As a matter of fact, it appears that no other company ever had a chance. A set of internal documents from Hyper Finance Group, a company that appears to manage some of the family’s major real estate projects, was obtained by reporters. They show that, by the time the president’s plans to build the terminals became public, Abdukadyr companies had already completed extensive design work in collaboration with government officials.

One PowerPoint presentation sets out plans for the construction of five terminals and logistics centers to be “initiated” jointly by an Abdukadyr company called AKA Group, the customs service, and the state railway company. The metadata shows that the file was last modified in August 2018, months before the customs terminals project was announced.

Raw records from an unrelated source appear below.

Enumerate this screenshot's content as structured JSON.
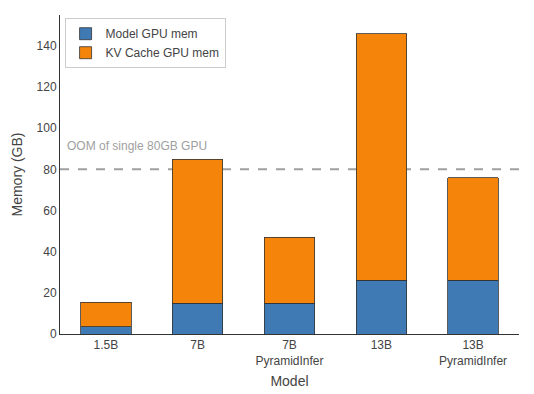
{
  "chart_data": {
    "type": "bar",
    "stacked": true,
    "categories": [
      "1.5B",
      "7B",
      "7B\nPyramidInfer",
      "13B",
      "13B\nPyramidInfer"
    ],
    "series": [
      {
        "name": "Model GPU mem",
        "color": "#3f7ab5",
        "values": [
          3.5,
          15,
          15,
          26,
          26
        ]
      },
      {
        "name": "KV Cache GPU mem",
        "color": "#f5840a",
        "values": [
          12,
          70,
          32,
          120,
          50
        ]
      }
    ],
    "annotations": [
      {
        "text": "OOM of single 80GB GPU",
        "y": 80,
        "line_style": "dashed",
        "color": "#a0a0a0"
      }
    ],
    "xlabel": "Model",
    "ylabel": "Memory (GB)",
    "ylim": [
      0,
      155
    ],
    "yticks": [
      0,
      20,
      40,
      60,
      80,
      100,
      120,
      140
    ],
    "grid": false,
    "legend": "upper left"
  }
}
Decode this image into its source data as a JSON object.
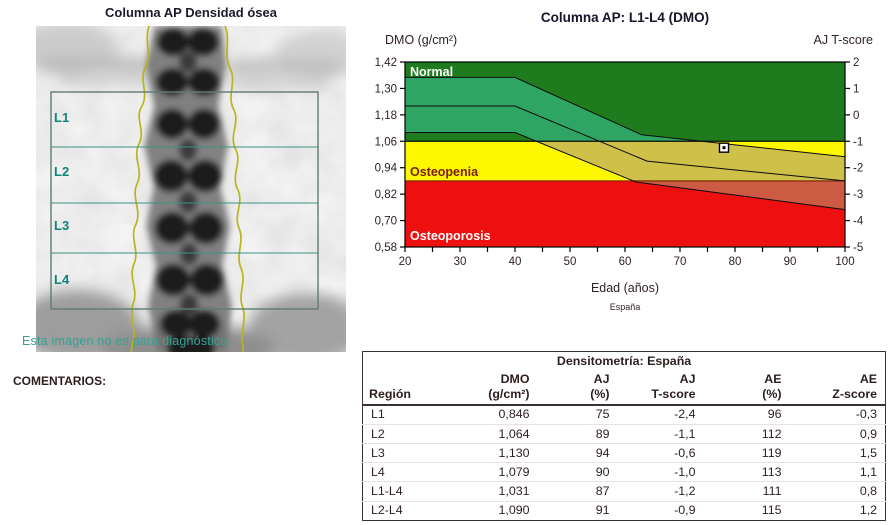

By the time President Mirziyoyev released a decree ordering the “improvement of customs administration” in Uzbekistan, Hyper Finance was already well on the way to completing the work. A folder obtained by reporters and dated November 16, 2018, contains designs for the same nine new terminals the president would announce eight days later.

Hyper Finance even seemed to know in advance which terminals to prioritize. A document dated December 10, 2018 contains a list of nine terminals and highlights four of them as the top priority. The government’s formal tender announcement, listing the same four terminals as the first phase of the project, did not come until the following month.

According to the documents, a man named Bekhzod Achilov was a key contact for Hyper Finance Group’s designers, responsible for a planned visit to an already-existing Tashkent terminal to better understand customs procedures. Just months earlier, Achilov was serving on the board of a state agency that issues certifications for imported goods and other products. He also worked at the foreign trade ministry.

Later, Uzbek corporate records revealed a more direct link between Achilov and the Abdukadyrs’ customs terminals business: He was the listed director of ETLC, the firm behind them. Achilov’s personal e-mail was a listed contact for the firm.

With control over multiple customs terminals and the vast Abu Sahiy market, a family that made its fortune in alleged smuggling had — with the collaboration of government agencies — secured a grip over much of the land-based trade flowing in and out of Uzbekistan.

Russia is Next

Now, their plans are stretching even wider.

As Russian trade reorients from the West toward Central Asia and China, Uzbekistan has the potential to become a crucial intermediary — and the family is poised to try to take advantage.

According to the country’s minister of transport, the government plans to expand Agroexpress, the train project in which Abdukadyrs are a key player, to carry goods to and from other Russian destinations in the Urals and the Far East.

Meanwhile, a new joint venture between the Abdukadyrs’ UTI Transit and the Russian Railways is seeking to attract customers on new routes between Moscow and China, as well as China, Afghanistan, and Pakistan.